We are sometimes asked why VESS (now EXIT)  is no longer a member of the WFRTDS. To answer this, we reprint below two excerpts from our Newsletter.
 

  From our January 1997 Newsletter...

"At the last meeting of the World Federation of Right to Die Societies in Melbourne, there was excellent opportunity to learn first hand how the world's first euthanasia law had been pushed through. Marshall Perron, the parliamentarian responsible, answered private questions after his public address (see page 4. Also, further reports from the conference will appear in subsequent issues of this Newsletter). As the v.e. campaign more and more takes on an international aspect with the actions of other jursidictions helping to form public and political opinion, an international movement becomes more and more valuable as a forum of exchange. The same cannot be said, unfortunately, for the bureaucracy that dominates the present WF Board. (Surprisingly perhaps, any professionals working in paid employment in the right to die field are barred from the WF Board, so expertise on such matters logically needs to come from outside - and is rarely asked for.) By way of example, we noted aghast that a delegate who wished to consult the pool of delegates about a very relevant topic (the viability of Do Not Resuscitate Orders) was informed that it wasn't on the Agenda and couldn't be discussed. The "agenda" comprised chiefly of several pages of amendments to the constitution and took the best part of two half day sessions. Both the constitution (newly pushed through at the previous meeting) and the many pages of proposed amendments, had been proposed by Board Members. The VESS Committee and Staff have considered the setup of the WF and strongly support the Federation and all the benefits of membership, but we humbly ask member societies to bring pressure to implement a shake-up of how the WF Board operates, so as to maximise useful communication between societies and our joint efforts for euthanasia reform."

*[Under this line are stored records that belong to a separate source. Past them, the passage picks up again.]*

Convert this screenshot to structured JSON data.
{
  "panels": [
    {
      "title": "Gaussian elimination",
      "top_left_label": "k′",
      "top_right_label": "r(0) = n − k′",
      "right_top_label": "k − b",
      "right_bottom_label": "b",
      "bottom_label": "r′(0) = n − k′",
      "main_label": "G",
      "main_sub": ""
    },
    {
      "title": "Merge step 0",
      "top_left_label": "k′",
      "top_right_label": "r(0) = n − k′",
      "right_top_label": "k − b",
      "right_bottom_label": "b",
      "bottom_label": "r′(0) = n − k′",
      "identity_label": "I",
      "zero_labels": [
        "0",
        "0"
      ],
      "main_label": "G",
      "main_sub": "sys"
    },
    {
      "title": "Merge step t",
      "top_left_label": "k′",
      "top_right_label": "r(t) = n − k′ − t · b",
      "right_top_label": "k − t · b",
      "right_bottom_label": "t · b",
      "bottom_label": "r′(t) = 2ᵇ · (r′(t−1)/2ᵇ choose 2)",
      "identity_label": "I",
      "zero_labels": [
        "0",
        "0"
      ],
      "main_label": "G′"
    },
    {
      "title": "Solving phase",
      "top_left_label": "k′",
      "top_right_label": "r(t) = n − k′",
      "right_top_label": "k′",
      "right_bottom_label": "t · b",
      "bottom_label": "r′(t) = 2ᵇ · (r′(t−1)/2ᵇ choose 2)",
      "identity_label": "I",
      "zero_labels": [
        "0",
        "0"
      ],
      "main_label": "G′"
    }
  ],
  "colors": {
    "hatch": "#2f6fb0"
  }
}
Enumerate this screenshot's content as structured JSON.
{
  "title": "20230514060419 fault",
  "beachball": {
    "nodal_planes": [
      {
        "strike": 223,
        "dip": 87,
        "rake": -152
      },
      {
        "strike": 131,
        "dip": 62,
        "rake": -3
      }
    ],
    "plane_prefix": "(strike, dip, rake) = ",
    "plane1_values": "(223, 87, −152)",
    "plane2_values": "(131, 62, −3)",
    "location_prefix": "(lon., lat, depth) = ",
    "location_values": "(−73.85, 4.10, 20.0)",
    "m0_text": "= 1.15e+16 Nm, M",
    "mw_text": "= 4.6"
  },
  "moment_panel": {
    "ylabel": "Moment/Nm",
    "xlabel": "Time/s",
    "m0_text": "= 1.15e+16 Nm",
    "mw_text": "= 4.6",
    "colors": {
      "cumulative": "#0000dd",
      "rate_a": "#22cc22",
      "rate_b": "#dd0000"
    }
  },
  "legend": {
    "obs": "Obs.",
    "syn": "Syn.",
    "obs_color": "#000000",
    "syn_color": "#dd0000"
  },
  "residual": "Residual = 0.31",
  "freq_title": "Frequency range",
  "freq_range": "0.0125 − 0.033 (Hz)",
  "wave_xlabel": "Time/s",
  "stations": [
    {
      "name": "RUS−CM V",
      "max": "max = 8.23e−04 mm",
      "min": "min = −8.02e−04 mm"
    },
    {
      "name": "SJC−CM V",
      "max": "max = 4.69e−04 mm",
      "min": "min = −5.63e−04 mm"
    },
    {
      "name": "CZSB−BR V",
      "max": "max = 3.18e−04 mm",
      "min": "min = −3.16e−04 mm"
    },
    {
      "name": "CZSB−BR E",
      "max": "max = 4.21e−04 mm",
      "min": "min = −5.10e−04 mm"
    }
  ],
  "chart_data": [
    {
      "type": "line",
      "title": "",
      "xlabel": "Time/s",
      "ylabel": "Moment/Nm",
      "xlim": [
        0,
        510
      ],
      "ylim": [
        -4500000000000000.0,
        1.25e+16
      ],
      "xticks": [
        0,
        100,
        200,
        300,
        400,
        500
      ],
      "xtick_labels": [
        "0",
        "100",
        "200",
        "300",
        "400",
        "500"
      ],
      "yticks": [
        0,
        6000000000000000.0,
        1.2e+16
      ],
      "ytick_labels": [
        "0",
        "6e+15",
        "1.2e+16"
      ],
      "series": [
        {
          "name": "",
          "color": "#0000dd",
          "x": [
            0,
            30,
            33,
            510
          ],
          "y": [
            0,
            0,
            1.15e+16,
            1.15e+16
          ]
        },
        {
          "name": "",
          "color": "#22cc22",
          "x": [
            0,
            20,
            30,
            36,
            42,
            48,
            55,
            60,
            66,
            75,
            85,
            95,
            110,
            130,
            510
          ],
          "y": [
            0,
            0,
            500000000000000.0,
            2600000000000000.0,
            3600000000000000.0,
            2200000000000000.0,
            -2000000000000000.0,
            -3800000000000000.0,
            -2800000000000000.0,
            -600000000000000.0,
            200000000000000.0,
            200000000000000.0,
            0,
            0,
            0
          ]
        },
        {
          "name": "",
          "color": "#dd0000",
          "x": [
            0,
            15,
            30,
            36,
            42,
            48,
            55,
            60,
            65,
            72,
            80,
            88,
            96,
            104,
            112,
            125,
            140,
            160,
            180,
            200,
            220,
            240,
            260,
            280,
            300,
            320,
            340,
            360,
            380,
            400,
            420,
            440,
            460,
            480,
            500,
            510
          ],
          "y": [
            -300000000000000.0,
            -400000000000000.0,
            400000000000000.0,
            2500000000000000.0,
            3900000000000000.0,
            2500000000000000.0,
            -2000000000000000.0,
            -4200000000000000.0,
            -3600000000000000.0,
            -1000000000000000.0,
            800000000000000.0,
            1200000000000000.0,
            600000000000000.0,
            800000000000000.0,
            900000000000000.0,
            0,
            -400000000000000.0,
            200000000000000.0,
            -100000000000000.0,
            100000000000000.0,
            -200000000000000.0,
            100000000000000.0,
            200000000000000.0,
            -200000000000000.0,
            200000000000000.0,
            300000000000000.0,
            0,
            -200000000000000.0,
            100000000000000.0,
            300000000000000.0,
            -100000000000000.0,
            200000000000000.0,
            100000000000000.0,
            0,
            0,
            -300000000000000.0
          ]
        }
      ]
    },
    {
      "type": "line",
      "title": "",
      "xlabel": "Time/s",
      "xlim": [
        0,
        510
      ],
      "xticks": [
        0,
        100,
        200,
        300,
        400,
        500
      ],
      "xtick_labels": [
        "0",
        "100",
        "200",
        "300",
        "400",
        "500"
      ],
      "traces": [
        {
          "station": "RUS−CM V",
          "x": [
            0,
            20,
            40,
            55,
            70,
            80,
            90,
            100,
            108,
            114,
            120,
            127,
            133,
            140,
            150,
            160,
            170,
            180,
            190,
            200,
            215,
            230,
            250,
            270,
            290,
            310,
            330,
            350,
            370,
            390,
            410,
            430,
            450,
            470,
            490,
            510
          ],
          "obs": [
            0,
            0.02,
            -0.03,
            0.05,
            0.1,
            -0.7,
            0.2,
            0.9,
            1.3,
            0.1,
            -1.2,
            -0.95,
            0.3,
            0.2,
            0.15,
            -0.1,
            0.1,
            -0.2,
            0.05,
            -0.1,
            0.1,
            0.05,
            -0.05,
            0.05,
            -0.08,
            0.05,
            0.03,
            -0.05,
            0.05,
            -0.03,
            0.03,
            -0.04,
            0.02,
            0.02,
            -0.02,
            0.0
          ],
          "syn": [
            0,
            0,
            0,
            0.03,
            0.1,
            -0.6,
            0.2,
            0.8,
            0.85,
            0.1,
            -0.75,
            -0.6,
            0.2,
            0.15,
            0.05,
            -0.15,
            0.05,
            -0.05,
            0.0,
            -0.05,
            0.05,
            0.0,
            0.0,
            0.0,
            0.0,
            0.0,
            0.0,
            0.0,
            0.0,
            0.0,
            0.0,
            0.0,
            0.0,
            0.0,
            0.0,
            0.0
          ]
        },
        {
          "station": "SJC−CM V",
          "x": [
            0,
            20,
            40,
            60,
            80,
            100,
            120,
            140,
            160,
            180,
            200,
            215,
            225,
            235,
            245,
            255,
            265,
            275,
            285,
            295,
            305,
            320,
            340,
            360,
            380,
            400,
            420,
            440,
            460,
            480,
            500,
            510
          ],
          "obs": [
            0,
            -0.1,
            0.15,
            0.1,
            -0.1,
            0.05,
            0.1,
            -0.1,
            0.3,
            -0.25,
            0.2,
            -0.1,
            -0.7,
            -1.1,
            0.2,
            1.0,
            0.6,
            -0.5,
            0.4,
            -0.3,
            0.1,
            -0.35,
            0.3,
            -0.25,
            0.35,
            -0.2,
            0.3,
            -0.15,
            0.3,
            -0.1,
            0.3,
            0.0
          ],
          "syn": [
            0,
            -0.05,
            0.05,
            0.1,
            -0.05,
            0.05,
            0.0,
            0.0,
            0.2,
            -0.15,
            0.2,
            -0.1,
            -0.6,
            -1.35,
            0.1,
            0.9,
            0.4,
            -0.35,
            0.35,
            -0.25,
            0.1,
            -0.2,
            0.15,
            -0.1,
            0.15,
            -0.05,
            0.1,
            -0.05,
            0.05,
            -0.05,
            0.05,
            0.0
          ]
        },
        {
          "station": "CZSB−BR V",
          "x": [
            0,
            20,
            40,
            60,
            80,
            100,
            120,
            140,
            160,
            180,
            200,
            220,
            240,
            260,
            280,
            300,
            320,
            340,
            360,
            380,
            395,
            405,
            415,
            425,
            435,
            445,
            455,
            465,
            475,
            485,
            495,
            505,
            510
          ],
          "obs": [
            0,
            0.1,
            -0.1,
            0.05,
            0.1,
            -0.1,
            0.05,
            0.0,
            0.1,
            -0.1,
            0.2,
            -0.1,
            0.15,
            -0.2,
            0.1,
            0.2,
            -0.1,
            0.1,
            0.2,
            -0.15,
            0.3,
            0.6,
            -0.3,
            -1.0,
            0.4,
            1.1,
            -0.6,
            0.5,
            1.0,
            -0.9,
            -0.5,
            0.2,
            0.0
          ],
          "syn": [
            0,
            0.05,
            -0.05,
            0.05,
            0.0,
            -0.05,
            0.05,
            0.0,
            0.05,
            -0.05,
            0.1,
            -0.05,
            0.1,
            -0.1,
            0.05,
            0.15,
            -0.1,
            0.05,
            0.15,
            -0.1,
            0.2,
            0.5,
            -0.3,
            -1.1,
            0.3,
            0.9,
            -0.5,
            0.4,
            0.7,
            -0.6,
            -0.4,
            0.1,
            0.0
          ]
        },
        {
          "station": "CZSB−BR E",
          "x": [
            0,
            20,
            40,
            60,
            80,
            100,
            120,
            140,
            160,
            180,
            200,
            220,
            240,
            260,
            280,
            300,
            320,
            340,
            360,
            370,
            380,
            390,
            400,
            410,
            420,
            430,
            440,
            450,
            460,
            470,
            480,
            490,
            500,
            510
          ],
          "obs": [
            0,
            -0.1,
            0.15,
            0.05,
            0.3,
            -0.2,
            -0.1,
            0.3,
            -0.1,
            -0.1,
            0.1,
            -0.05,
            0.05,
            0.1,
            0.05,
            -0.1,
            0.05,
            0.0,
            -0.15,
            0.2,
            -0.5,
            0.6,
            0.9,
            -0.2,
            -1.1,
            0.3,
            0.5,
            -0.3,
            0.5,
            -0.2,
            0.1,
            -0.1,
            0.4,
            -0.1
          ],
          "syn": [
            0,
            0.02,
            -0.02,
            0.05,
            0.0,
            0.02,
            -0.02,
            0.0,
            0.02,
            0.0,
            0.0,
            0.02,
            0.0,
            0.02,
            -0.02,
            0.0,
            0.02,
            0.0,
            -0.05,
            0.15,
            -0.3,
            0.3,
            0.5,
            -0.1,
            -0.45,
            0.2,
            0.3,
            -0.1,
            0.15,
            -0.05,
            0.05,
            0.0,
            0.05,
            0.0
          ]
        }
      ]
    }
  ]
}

From our July 1997 Newsletter...

"The Voluntary Euthanasia Society of Scotland is no longer a member of the World Federation of Right to Die Societies. Following a doubling of the subscription fee from US$250 to US$500, VESS sent the WF an offer of their old rate, which was rejected. Our stated reasons for not paying the higher fee were that we wanted a greater demonstration from the WF that it was pursuing efficient means to further the cause of v.e. and that. We did not feel wealthy enough to donate such a large sum for apparently token benefits. Our decision was reinforced by the knowledge that one of our motions for improving the basis of the WF by a basic code of ethics, although passed, was not implemented. We also noted that at the last Board meeting - admission to which being one of the few benefits of WF membership, the time was spent chiefly on discussion of the internal constitution, and at considerable expense, and that discussion of matters relating to v.e. was shelved. VESS intends to continue to play an active role in World affairs and, most probably, the public meetings organised in the name of the WF by member Societies. Should things improve, we would be interested in renewing our membership and hosting a WF Conference in Scotland. VESS donated the WF's current logo (which we will now cease to use), and was responsible for the most recent of the WF's publicity leaflets. We have made many friends in the WF and our drugs and living wills research flourished with networking in the WF Since lapsing from the WF we have received many messages of support from other right to die societies, and we look forward to continuing the same liaison with other Societies throughout the world, whether they are members of the WF or not."

Since 1990, Exit/VESS has instituted the Carver Model of Policy Governance to ensure funds are used in the best possible way. A principle formula for deciding on expenditure, for instance, is to ask, WHAT BENEFITS, FOR WHOM, at WHAT COST? Much as we have helped the WF in the past, we cannot justify subsidising such a large umbrella group without tangible benefits to those who need it most. Neither do we expense members of staff to attend such meetings unless there is a direct, attributable benefit to our members and potential members. Providing a "news report" that can equally be obtained free online cannot be sufficient justification. Therefore we wish the WF and its member organisations well, but without direct participation until substantial reforms can and have been enacted. Foremost among these we would recommend formal adoption of Carver Model Policy Governance, Transparent Ethics, and a clear demonstration of benefits from costs.